What happens to all the fallen leaves at Blickling Estate?
Each year millions of leaves fall from thousands of trees across Blickling gardens and parkland. Varied species, including oak, beech, lime, oriental plane and sycamore, all contribute to this important process.
Over 500 of Blickling Estate's largest trees are on the preservation register, all of which are at least two metres high and one metre in circumference. Incredibly, three times as many smaller trees are not on the register and with the average oak tree holding up to 700,000 leaves, you can but imagine the vast quantity that fall each year.
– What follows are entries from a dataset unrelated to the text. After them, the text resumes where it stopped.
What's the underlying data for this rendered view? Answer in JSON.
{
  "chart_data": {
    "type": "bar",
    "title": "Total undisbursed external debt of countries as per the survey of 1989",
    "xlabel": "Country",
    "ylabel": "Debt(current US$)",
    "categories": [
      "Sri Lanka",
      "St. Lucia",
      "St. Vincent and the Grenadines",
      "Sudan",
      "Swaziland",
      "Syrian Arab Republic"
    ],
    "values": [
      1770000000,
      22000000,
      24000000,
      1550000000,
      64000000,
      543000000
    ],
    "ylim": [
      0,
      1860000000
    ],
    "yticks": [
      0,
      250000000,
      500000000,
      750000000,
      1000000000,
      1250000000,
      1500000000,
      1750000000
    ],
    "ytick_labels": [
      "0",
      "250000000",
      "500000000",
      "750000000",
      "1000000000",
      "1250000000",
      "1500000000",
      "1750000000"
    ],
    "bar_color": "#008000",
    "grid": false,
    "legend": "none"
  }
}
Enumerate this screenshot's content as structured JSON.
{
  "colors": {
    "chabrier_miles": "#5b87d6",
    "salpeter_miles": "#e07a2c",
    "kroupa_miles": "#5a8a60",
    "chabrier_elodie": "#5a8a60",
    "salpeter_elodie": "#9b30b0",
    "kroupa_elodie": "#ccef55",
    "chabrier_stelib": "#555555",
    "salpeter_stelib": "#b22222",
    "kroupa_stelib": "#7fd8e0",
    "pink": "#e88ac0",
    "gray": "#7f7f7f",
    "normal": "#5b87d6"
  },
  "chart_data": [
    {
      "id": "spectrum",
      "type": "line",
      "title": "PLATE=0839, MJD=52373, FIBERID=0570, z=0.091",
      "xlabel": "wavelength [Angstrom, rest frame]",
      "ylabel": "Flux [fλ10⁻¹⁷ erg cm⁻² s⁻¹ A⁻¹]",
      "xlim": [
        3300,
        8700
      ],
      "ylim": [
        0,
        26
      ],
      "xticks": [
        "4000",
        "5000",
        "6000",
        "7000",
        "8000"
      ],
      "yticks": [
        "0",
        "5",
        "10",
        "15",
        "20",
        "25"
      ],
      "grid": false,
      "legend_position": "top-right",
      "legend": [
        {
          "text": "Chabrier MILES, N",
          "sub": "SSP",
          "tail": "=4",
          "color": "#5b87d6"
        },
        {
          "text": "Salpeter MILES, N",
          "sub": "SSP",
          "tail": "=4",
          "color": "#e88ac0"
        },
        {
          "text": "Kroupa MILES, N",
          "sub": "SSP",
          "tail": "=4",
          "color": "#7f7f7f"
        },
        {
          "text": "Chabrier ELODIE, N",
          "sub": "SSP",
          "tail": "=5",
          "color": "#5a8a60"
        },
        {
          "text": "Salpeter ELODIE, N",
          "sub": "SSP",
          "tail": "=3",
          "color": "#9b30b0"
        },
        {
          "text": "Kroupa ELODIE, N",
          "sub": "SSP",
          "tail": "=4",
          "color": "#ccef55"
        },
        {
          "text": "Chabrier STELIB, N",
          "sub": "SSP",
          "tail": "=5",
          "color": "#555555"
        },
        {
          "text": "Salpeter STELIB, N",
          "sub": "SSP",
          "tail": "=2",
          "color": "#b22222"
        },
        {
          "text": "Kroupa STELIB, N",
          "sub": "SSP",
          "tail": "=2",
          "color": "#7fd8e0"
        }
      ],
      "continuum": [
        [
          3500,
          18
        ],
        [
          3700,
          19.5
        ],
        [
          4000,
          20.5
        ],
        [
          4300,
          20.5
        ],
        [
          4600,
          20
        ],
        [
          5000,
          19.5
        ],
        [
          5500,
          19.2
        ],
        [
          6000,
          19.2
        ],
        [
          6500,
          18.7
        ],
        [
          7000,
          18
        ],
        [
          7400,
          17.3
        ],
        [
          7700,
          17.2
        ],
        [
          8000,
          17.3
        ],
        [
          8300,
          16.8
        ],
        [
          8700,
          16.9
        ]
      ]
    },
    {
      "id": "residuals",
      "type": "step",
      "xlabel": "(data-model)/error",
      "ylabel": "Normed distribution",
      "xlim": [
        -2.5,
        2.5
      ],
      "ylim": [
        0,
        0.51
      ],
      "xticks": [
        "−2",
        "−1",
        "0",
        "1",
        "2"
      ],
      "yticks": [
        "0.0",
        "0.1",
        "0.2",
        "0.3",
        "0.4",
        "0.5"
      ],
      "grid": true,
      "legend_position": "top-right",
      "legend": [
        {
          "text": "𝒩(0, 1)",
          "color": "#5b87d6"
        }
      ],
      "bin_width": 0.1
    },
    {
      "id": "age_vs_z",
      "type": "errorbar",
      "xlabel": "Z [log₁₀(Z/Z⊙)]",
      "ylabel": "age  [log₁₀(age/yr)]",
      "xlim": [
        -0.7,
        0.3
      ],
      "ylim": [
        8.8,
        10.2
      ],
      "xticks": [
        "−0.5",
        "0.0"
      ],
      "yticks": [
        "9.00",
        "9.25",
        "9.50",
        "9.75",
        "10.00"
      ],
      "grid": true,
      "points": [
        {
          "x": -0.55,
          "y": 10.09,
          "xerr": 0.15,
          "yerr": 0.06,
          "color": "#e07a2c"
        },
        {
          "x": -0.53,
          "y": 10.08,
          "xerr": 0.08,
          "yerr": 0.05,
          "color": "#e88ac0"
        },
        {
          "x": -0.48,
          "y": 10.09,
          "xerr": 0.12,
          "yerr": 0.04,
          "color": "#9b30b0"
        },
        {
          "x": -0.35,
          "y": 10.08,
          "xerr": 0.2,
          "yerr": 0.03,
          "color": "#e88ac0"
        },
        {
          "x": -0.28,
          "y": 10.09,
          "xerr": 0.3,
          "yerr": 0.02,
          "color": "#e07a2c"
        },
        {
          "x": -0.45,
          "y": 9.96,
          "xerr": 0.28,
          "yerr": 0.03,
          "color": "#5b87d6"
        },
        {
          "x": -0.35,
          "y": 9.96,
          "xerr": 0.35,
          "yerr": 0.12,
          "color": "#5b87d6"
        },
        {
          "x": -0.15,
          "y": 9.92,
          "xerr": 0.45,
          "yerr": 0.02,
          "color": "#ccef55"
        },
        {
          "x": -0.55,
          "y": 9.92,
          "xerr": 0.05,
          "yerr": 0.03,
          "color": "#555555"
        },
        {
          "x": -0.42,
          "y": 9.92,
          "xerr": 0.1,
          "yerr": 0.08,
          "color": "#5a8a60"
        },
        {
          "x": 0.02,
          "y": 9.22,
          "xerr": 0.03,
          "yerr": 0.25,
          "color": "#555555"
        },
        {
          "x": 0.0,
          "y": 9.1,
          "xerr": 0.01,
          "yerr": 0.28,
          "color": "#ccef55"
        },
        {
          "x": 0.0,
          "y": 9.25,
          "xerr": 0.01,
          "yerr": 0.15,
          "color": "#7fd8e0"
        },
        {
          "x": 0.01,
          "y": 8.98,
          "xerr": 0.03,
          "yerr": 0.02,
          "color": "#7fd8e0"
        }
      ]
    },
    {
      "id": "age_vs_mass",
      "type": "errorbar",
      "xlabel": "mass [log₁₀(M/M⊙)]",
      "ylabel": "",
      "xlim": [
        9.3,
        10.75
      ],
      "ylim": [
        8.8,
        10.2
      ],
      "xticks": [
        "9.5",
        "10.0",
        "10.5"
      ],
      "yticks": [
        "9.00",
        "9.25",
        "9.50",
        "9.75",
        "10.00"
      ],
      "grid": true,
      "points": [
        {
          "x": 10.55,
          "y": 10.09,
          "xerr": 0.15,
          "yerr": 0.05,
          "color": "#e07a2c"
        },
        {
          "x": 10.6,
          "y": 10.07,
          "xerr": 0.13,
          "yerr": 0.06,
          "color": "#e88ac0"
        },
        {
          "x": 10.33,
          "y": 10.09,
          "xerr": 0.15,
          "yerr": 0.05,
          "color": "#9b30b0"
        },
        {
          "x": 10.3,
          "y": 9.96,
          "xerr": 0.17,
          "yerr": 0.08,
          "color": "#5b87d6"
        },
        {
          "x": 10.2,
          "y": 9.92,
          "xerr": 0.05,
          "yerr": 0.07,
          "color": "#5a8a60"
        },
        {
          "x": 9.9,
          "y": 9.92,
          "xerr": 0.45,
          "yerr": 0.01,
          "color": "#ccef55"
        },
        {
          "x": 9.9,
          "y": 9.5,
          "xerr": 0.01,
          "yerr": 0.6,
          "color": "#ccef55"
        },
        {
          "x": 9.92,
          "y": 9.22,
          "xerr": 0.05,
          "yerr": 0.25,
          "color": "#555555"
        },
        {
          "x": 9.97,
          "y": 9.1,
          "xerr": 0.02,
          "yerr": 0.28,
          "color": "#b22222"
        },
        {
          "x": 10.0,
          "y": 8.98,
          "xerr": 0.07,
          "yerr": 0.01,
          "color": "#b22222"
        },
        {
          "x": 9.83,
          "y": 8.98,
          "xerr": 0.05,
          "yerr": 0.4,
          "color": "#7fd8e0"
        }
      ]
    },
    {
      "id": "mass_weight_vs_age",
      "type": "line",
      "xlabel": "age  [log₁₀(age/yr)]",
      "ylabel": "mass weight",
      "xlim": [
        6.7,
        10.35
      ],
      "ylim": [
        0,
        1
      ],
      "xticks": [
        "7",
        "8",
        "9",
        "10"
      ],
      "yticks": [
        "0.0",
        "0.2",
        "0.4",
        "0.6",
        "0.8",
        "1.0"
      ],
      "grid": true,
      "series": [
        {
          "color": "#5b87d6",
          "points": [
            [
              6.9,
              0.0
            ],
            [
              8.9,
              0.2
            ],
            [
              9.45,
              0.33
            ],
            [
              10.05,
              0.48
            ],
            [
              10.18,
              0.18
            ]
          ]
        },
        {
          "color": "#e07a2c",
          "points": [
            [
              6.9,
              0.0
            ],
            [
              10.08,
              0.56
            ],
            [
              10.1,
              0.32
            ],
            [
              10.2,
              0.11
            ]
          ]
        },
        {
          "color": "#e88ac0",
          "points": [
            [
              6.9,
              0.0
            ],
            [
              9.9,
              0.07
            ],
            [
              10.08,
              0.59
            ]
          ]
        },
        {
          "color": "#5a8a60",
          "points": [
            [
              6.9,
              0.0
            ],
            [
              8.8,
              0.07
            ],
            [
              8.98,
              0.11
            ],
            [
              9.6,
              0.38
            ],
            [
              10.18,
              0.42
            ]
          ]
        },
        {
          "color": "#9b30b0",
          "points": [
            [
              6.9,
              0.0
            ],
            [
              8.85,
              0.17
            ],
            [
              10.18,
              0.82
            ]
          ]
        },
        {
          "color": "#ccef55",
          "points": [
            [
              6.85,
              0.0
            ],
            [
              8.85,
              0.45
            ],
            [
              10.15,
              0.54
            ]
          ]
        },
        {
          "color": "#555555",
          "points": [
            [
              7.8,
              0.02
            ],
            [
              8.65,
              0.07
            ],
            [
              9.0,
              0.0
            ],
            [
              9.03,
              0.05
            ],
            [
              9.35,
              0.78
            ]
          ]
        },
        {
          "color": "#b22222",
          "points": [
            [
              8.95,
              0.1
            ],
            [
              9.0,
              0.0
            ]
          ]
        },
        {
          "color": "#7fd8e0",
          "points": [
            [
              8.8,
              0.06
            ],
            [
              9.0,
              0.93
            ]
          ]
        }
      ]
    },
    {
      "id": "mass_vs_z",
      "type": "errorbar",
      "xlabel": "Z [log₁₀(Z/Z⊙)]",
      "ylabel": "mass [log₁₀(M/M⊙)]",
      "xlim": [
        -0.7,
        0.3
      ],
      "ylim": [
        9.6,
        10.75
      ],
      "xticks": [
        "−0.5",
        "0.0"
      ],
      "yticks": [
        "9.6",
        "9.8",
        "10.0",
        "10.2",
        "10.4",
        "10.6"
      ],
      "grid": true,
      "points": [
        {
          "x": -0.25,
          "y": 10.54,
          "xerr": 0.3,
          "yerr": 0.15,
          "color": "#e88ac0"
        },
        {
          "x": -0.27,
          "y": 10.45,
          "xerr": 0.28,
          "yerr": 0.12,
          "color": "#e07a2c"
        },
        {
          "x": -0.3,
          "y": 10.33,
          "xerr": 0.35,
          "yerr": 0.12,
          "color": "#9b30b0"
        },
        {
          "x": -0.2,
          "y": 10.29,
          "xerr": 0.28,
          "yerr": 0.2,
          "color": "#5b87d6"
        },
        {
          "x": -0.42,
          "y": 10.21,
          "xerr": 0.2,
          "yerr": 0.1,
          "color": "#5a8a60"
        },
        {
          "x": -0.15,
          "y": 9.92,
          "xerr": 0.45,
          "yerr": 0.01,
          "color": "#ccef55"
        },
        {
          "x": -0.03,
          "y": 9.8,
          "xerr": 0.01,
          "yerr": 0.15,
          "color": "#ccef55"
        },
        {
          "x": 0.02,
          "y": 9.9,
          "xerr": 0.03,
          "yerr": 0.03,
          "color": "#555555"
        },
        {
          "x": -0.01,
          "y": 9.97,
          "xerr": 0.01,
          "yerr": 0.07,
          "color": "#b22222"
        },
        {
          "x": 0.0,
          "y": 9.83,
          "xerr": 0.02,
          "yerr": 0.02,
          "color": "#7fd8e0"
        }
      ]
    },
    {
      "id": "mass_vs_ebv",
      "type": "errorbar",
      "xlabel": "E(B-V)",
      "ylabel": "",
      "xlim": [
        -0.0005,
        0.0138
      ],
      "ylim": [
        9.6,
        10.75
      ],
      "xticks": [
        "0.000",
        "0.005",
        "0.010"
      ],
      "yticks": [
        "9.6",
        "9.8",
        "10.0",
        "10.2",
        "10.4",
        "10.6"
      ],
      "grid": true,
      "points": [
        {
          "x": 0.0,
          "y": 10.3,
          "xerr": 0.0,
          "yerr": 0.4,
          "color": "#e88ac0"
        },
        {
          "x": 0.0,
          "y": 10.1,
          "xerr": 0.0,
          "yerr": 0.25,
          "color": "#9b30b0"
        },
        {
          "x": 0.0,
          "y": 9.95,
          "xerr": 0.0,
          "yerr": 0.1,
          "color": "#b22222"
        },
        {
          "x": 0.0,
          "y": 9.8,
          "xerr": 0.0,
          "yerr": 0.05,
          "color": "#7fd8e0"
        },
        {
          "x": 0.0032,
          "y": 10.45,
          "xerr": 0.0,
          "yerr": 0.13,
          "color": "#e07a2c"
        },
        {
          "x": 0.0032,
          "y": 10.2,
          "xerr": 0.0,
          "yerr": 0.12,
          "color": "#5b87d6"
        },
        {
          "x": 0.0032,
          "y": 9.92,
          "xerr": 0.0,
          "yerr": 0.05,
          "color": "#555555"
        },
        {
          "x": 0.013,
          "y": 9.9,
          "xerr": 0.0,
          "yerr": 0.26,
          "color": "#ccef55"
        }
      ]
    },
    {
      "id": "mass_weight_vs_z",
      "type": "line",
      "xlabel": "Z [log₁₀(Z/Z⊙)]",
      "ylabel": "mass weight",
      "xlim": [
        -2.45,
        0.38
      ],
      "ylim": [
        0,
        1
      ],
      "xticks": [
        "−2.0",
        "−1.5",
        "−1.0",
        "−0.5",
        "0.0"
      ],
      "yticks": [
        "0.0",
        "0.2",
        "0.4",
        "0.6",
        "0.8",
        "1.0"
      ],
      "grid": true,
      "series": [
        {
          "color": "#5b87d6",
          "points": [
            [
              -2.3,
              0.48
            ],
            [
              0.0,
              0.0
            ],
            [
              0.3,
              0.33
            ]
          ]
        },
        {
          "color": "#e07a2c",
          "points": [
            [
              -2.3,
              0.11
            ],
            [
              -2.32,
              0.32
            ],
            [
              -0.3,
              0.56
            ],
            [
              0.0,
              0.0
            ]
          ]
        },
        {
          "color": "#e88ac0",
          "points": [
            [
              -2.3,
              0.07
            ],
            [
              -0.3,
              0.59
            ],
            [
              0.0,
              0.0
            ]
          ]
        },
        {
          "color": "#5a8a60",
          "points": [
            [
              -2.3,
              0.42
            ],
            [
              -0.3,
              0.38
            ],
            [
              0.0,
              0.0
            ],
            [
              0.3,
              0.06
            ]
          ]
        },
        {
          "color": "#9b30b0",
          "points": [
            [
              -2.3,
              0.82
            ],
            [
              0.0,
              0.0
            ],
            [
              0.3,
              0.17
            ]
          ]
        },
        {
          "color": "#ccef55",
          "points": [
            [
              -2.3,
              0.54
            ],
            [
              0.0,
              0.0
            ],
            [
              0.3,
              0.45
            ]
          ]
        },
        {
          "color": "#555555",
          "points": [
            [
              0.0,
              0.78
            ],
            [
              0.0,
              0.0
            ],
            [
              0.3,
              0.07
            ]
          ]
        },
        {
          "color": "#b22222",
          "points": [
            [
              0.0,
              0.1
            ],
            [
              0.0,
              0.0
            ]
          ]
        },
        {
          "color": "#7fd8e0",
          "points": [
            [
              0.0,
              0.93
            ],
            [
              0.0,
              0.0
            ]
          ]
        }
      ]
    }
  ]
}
Luckily, these leaves don't go to waste. Nearly all are collected and taken to compost bays, where they are mixed with grasses and other natural waste. This is a laborious process that most garden staff and volunteers take part in throughout all seasons to keep the garden looking immaculate.
However, after just eighteen months, the decomposed leaves become a high quality, black-gold compost. This excellent fertiliser is then redistributed back on to our herbaceous borders, encouraging new growth whilst still preserving many of our existing plants.
There are some incredible views across the estate and great opportunities for you and your family to play in the leaves. Why not even get creative and make a leaf crown? We're looking for budding nature explorers to share their snaps of their autumn exploits using the hashtag #NTAutumnChallenge.
As the trees start to turn towards the end of September, come and see a stunning display of autumn colour in the garden until early November. Relax with a take-away hot drink and a piece of cake and soak up the last of the summer sun in one of our many beauty spots around the formal gardens.